Volontariat in Teilzeit: Eine Branche wandelt sich
Die „Augsburger Allgemeine“ bietet ab sofort für junge Eltern ein Volontariat in Teilzeit an. Gut so, wenn nur der Lohn reichen würde.
Endlich! Die Augsburger Allgemeine bietet ab April offiziell ein Teilzeitvolontariat an. „Wir wollen jungen Müttern und Vätern die Tür in den Journalismus öffnen“, schreibt Ausbildungsleiterin Lea Thies auf Linked-in. Eltern seien vernetzt, Organisations- und Improvisationstalente; lernten jeden Tag dazu. Für ihre Kinder müssten sie Themen einordnen und übersetzen, Erzähltalent hätten auch viele, schreibt Thies. „Eltern haben Superkräfte. Sie bringen zusätzliche wertvolle Skills mit, die jedes Redaktionsteam gebrauchen kann.“
Die Gegenargumente sind offensichtlich: Die Weltlage ist unvorhersehbar, Journalist*innen müssen einspringen können, wenn etwas passiert. Veranstaltungen, Termine und Ereignisse passen sich nicht an feste Arbeits- oder Kita-Schließzeiten an. Das spiegelt auch die Ausbildung wider.

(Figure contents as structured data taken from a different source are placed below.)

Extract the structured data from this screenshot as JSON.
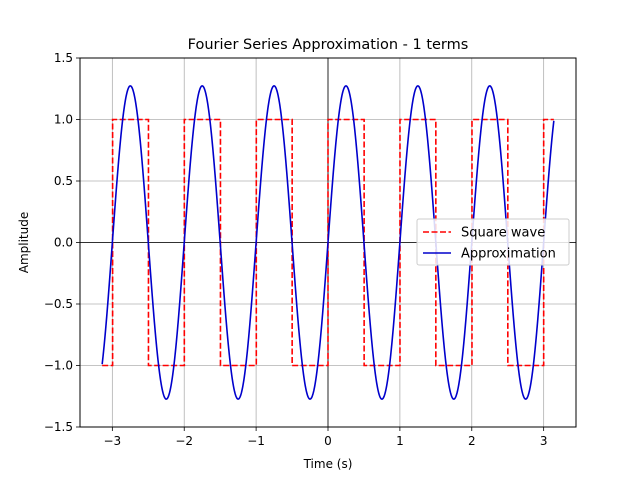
{
  "chart_data": {
    "type": "line",
    "title": "Fourier Series Approximation - 1 terms",
    "xlabel": "Time (s)",
    "ylabel": "Amplitude",
    "xlim": [
      -3.45,
      3.45
    ],
    "ylim": [
      -1.5,
      1.5
    ],
    "xticks": [
      -3,
      -2,
      -1,
      0,
      1,
      2,
      3
    ],
    "yticks": [
      -1.5,
      -1.0,
      -0.5,
      0.0,
      0.5,
      1.0,
      1.5
    ],
    "xtick_labels": [
      "−3",
      "−2",
      "−1",
      "0",
      "1",
      "2",
      "3"
    ],
    "ytick_labels": [
      "−1.5",
      "−1.0",
      "−0.5",
      "0.0",
      "0.5",
      "1.0",
      "1.5"
    ],
    "grid": true,
    "zero_lines": true,
    "legend_position": "center-right",
    "domain": [
      -3.14159,
      3.14159
    ],
    "series": [
      {
        "name": "Square wave",
        "color": "#ff0000",
        "style": "dashed",
        "function": "sign(sin(2*pi*t))",
        "frequency": 1,
        "amplitude": 1
      },
      {
        "name": "Approximation",
        "color": "#0000cc",
        "style": "solid",
        "function": "(4/pi)*sin(2*pi*t)",
        "frequency": 1,
        "amplitude": 1.2732
      }
    ]
  }
}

Allein ein Volontariat zu bekommen, also eine Ausbildung in einem Verlag, oder einen Platz an einer der prestigeträchtigen Journalismusschulen, erfordert meist mehrere mies bezahlte Vollzeitpraktika. Dabei versucht man ständig, sich zu beweisen und einen guten Eindruck bei den Verantwortlichen zu hinterlassen. So klagen etwa auch in der aktuellen Ausgabe des Branchenmagazins Medium Magazin 35 Nachwuchsjournalist*innen über die hohen Hürden beim Einstieg. Mittlerweile gibt es Programme – wenn auch nicht ausreichend – für Journalist*innen mit Migrationsgeschichte oder aus Arbeiter*innenhaushalten. Wer jedoch nahezu überall hinten runterfällt, sind junge Eltern und Menschen, die Sorgearbeit übernehmen.
Dass die Augsburger Allgemeine diese Leerstelle nun angeht, ist ein gutes Zeichen. Die erste Teilzeitvolontärin hat ihre Ausbildung bereits begonnen. Dass das Volontariat nun auch offiziell für Teilzeit ausgeschrieben ist, deutet darauf hin, dass das Modell funktioniert. Warum auch nicht? Gut vernetzte Teams können sich gegenseitig ergänzen und vernetzen, hybrides Arbeiten ermöglicht Eltern, auch mal von zu Hause an einer Pressekonferenz teilzunehmen. In vielen Medienhäusern sind Journalist*innen in Teilzeit angestellt, teils sogar in Führungspositionen. Warum sollte das nicht auch in der Ausbildung funktionieren?
Sorgearbeit gerecht verteilen
Also müssten nur die restlichen Medienhäuser nachziehen und alles wird gut? Nein, denn auch das Teilzeitvolontariat ist zu schlecht bezahlt, als dass es wirklich auch für alle zugänglich wäre. Es schließt zwar eine Lücke, was die Zeitarmut von Sorgearbeitenden betrifft, für Alleinerziehende ist der Lohn aber immer noch zu knapp. Und das, obwohl die Augsburger Allgemeine im Vergleich zu anderen Journalismus-Ausbildungen besser bezahlt: In Vollzeit bekommen die Volontär*innen 2.150 im ersten und 2.450 Euro brutto im zweiten Jahr.
Die Teilzeitausbildung kann als 50- oder 75-Prozent Stelle in drei beziehungsweise vier Jahren absolviert werden. Das hieße dementsprechend in der ersten Ausbildungshälfte 1.612 Euro brutto bei einer 75-Prozent-Stelle und 1.075 Euro bei einer 50-Prozent-Stelle. Das ist für Alleinerziehende, eine der Gruppen mit dem höchsten Armutsrisiko in Deutschland, zu wenig.
Dennoch: Die Augsburger Allgemeine stärkt mit ihrem Teilzeitvolontariat maßgeblich die Vereinbarkeit von Sorgeaufgaben und Journalismus. Es hilft Paaren oder Ex-Partner*innen, Sorgearbeit gerechter zu verteilen. Andere Verlage, Medienhäuser und Schulen sollten dem Beispiel folgen. Es ist an ihnen, dabei in Zukunft auch Alleinerziehende stärker einzubeziehen und mitzudenken. Damit in Zukunft auch wirklich alle Talente ihren Zugang in die Branche finden können, gehört zu Teilzeit auch: eine Bezahlung, die für den Lebensunterhalt einer Familie reicht.